June 19, 2013 Facebook Post
"So good to be back in YYC! Land of crisp air, reliable washrooms, and Tim Horton's :)"

The home renovations being done by our contractors to finish our basement, among other things, were supposed to be wrapped up by June 22nd, shortly after we returned home. There remained only one major project left undone; a custom window seat in what would be our new, amazing, romantic master bedroom. You know, the one I now sleep in alone. As it turned out, it would be another THREE months before this was finished, being told with every week that it should be finished any day now.  This caused a bottle-neck in being able to put our house back together, and left us continuing to cope with the ongoing stress of a chaotic living environment. The portion of the renovations that my husband, with the assistance of my brother, had been tackling were not yet done (and still are not as of this post).  Throughout the renovation process, Mike had largely refused to take on any responsibilities relating to the renovations, leaving it all to me.  So, I came home to the joyful tasks of wrangling the cabinet maker to finish the project, and negotiating a dispute with the main contractor over the final bill.

Window seat finally completed on Sept. 28, 2013
In addition, I worked for an engineering firm at the time, and we began to be inundated with calls from flooded homeowners and City of Calgary property managers needing structural evaluations of homes and businesses. My work, which had already been too much for one person, was now beginning to spiral completely beyond my control.  While the city, and with it our iconic Stampede grounds, were overrun with water, my life was again overrun with stress. But I was still the cog in the wheel grinding away to keep our lives together, one day at a time. Organizing the renovations, running the house, managing vet appointments for the three cats, medical and psychologist appointments for our two daughters, and massage therapy/acupuncture appointments for myself to help relieve the physical effects of the stress.
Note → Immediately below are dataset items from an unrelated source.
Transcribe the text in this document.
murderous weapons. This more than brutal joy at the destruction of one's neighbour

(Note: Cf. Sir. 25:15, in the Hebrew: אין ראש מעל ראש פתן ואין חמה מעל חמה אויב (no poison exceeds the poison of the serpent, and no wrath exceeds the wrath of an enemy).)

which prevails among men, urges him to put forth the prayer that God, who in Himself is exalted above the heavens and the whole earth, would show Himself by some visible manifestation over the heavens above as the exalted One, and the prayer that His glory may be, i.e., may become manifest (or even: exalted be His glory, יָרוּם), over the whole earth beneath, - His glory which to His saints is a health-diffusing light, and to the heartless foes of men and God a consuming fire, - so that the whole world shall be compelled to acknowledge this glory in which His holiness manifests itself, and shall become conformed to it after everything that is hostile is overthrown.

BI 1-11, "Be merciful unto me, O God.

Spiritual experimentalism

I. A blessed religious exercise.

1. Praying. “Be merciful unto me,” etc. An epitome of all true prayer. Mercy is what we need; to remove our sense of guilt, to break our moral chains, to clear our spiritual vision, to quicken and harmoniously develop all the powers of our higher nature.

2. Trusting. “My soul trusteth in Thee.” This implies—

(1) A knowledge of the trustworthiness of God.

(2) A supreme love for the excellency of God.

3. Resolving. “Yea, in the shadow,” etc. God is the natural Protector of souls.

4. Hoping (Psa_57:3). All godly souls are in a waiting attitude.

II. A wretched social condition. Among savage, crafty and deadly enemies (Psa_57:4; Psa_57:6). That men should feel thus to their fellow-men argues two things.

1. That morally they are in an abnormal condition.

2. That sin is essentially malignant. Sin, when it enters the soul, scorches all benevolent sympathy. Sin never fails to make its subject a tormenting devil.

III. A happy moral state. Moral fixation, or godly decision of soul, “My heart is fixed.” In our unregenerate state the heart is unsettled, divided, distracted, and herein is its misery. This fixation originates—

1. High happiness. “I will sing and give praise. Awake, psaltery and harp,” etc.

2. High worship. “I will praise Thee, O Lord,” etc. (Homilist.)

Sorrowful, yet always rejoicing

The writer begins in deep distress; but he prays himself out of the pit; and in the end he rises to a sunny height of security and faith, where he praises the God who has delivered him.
That determination and drive to open the Stampede for business no matter what, utilizing community spirit, hard work and, if necessary, sheer force of will, is exactly how I felt about my marriage and my family.  I was confident that no matter what, given just enough time and tremendous effort, teamwork, and a little luck, things would come out alright in the end.  Because you just don't give up.  That is unheard of in our community, and has certainly never been a part of my character.  So I just kept plugging along, certain that all we needed was the strength to see it through, and just a little more time. Doing it the hard way was never a deterrent to me.  Just a greater challenge that you dug down deeper to deal with.  That's part of what marriage means to me.  Loving and supporting each other while working together toward a common goal.  It doesn't matter how messy it gets, life is supposed to be messy.  I was undaunted, and determined to rebuild my marriage.

June 21, 2013 - Edworthy Park, Calgary AB
Successfully getting the 2013 Calgary Stampede up and running, despite all obstacles, gave the city hope that life does go on, and everything was going to be okay. I'm currently doing as they did. Cleaning up the debris of my life, rebuilding and moving onward, come hell or high water.